US biotechnology giant Biogen’s shock decision to discontinue two Phase III clinical trials in Alzheimer’s disease has spooked investors, prompting declines in UK-listed pharmaceutical stocks.
Over $18bn was wiped off Biogen’s market value on Thursday evening after the share price plummeted by nearly 30%.
The news unnerved UK investors by reminding them of the high risks - as well as rewards – of investing in pharmaceutical companies hoping to create the next blockbuster drug.

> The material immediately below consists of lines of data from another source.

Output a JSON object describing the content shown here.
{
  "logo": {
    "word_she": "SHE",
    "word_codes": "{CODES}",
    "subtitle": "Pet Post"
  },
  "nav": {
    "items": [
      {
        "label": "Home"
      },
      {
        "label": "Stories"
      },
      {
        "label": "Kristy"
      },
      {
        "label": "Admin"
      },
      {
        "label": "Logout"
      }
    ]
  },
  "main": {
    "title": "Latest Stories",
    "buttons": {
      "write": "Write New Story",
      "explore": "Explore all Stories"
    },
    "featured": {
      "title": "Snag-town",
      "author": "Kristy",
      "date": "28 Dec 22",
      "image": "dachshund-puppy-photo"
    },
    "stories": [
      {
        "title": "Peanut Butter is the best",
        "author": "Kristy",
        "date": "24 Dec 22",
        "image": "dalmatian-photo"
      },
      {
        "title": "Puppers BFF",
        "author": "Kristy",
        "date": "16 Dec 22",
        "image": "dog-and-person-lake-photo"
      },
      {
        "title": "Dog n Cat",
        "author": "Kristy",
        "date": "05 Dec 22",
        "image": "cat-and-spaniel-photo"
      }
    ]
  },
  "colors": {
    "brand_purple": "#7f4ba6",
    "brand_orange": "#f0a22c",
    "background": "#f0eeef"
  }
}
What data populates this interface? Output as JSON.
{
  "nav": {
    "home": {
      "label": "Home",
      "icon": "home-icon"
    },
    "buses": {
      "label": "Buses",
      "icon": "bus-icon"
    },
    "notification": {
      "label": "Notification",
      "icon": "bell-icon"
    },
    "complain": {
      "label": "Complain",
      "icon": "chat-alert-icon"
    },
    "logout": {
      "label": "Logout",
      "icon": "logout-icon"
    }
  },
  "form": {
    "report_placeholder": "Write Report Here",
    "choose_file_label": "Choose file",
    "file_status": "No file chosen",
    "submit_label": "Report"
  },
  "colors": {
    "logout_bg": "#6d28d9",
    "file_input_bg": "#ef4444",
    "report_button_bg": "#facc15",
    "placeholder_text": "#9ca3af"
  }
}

WHY WERE THE TRIALS DROPPED?
Biogen said it dropped the Phase III global trials in Alzheimer’s it was conducting with Eisai after independent analysis implied the trial was unlikely to meet its primary endpoint.
Alzheimer’s disease, the most common form of dementia, is a big target for pharmaceutical firms as there is no treatment and more people are expected to be diagnosed with the disease in the future.
‘Several other pharma groups have also failed with their Alzheimer developments in recent years, including AstraZeneca and Eli Lilly who stopped a global trial last summer after a panel found their treatment was unlikely to meet its goal,’ says AJ Bell investment director Russ Mould.
Mould argues that even when a drug is approved and commercialised, the successful company could be faced with competition from generic versions once the patents expire.